A pledge for planetary health to unite health professionals in the Anthropocene

DOI: https://doi.org/10.1016/S0140-6736(20)32039-0

In 1948, the Declaration of Geneva1 was passed as one of the first official acts of the World Medical Association. The Declaration updated the ancient Hippocratic oath and defined ethical principles applicable to the medical profession worldwide.2 Other health professions have similar pledges and oaths that guide their practice, generally based on the four bioethical principles of justice, autonomy, non-maleficence, and beneficence.
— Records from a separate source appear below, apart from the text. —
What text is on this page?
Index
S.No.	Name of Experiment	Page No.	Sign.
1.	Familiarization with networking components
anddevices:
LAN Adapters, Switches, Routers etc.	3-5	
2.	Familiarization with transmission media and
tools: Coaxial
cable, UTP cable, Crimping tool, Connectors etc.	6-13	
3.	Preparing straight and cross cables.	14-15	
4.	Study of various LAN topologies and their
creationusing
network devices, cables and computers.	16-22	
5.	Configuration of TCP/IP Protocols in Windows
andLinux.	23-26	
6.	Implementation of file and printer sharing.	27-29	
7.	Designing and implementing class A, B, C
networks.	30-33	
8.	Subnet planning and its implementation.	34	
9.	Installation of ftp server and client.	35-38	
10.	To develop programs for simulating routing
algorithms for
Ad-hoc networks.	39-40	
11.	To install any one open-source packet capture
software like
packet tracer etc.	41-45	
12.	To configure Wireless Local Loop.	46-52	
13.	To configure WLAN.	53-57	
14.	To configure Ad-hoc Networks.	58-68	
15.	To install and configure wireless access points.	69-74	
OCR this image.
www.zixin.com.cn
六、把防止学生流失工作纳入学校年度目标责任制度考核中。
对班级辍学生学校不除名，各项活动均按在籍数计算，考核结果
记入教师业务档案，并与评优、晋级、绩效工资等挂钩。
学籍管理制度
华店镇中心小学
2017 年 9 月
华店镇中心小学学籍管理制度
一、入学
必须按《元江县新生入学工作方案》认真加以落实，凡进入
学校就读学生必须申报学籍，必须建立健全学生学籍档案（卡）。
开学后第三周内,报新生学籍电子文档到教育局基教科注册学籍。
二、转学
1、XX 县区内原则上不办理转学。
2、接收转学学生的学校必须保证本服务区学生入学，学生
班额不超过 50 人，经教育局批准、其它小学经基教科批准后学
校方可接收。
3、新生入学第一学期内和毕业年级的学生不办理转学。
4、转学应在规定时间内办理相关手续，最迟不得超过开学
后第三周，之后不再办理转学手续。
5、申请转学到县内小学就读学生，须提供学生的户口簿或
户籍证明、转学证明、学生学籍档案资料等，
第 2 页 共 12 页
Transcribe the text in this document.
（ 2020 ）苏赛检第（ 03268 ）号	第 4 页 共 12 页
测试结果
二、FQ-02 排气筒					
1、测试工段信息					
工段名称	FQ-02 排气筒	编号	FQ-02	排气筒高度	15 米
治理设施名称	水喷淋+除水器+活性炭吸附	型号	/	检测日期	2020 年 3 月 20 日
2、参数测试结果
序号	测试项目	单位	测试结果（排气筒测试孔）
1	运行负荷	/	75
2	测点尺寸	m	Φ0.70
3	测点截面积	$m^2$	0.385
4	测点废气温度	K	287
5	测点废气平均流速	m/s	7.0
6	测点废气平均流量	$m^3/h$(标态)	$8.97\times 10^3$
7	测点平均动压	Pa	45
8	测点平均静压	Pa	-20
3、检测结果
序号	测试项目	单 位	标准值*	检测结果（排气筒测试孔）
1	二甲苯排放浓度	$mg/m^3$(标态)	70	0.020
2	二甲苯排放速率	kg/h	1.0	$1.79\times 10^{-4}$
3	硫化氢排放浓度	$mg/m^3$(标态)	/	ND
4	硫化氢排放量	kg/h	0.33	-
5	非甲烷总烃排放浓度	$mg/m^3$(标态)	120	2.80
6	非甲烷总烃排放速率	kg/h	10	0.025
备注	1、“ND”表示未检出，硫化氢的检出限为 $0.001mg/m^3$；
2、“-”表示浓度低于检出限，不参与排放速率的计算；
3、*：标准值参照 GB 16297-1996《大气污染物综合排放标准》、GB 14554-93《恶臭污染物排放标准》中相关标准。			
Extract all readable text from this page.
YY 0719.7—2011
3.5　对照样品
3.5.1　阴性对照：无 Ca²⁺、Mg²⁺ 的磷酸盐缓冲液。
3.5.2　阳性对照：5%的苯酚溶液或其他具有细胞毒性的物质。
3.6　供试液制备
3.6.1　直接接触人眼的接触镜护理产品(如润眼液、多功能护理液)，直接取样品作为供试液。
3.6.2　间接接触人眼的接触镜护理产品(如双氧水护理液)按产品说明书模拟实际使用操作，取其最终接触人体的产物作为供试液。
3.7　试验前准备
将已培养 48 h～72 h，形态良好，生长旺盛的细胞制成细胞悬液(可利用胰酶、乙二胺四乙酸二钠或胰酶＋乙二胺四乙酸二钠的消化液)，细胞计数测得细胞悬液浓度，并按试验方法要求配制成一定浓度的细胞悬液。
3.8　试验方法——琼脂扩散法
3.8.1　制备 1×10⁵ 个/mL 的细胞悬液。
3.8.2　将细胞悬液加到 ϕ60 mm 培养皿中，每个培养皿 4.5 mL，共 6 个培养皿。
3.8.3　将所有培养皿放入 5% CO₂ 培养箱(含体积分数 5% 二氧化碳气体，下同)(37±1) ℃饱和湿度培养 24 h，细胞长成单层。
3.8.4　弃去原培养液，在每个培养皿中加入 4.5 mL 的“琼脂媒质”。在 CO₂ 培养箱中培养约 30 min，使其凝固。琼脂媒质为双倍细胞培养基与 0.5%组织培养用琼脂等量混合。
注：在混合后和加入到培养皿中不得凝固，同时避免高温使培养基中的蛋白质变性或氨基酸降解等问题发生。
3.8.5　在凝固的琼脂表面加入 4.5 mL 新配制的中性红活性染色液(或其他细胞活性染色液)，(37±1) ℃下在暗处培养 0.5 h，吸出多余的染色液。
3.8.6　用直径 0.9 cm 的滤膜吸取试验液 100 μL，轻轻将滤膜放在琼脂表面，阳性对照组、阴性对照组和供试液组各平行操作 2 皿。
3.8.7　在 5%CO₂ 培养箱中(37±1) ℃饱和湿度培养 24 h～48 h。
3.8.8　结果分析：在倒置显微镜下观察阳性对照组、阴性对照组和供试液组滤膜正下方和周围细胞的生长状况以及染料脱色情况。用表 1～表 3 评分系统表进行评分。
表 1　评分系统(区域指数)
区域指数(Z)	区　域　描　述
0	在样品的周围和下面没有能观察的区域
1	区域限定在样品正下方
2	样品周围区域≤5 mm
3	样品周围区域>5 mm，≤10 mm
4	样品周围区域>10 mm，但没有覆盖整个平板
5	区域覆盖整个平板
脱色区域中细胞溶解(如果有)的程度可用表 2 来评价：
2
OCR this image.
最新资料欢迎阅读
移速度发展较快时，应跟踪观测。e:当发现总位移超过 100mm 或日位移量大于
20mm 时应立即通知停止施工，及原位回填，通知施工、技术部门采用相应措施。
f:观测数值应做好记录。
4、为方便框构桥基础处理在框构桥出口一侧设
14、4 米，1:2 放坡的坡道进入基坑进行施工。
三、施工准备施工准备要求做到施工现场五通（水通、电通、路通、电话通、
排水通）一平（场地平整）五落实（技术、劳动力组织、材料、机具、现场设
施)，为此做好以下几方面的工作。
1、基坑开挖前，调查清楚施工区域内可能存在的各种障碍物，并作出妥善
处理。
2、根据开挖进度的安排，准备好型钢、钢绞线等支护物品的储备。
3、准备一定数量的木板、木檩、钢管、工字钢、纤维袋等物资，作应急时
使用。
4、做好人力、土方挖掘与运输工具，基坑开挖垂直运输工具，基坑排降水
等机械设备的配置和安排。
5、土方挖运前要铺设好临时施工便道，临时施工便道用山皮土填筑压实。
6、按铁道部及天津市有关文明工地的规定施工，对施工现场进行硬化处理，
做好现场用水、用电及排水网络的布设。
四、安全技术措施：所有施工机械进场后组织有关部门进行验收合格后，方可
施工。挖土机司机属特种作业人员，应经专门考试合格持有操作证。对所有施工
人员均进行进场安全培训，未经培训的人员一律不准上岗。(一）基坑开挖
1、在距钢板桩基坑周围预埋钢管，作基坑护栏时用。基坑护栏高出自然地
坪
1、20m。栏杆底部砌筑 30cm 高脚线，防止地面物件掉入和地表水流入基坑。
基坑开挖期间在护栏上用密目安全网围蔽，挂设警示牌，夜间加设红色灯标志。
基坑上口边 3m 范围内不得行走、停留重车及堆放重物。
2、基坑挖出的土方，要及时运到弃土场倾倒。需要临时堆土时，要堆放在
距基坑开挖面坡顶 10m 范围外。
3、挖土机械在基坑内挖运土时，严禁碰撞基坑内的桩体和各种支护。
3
Over time, these pledges have been updated to account for evolving societal norms, expectations, and challenges,3 and many students and health education institutions use adaptations of the original oath.4, 5 The public commitment to take responsibility for other people’s lives and health at the transition from student to professional is an act of great personal and professional significance.

Current and future generations of health professionals, and the populations they serve, face the challenges of the Anthropocene epoch in which human activity is the main driver of global environmental changes.6 The climate crisis, ocean acidification, and biodiversity loss, among others, are major threats to human health.In response to these challenges, the transdisciplinary field of planetary health has emerged centred on the interconnectedness of human health with the state of all natural systems.8 Planetary health seeks to safeguard the health of present and future generations and promote intergenerational and intragenerational equity and justice.A core objective is to transform human values, behaviours, and societal structures to maintain the “safe and just operating space for humanity” we depend on to thrive.10

Health professionals are among the most trusted members of society.11 We believe that to sustain this trust in the Anthropocene, health professionals need to expand the interpretation of primum non nocere (first do no harm) and beneficence and consider the vitality of the planet as a bedrock for human wellbeing. This approach requires striving for planetary health to truly do no harm. As mediators between science, policy, and practice, and as trained communicators, health professionals are well placed to become agents of individual and systemic transformative changes to increase resilience to environmental changes and reduce the ecological footprint of societies.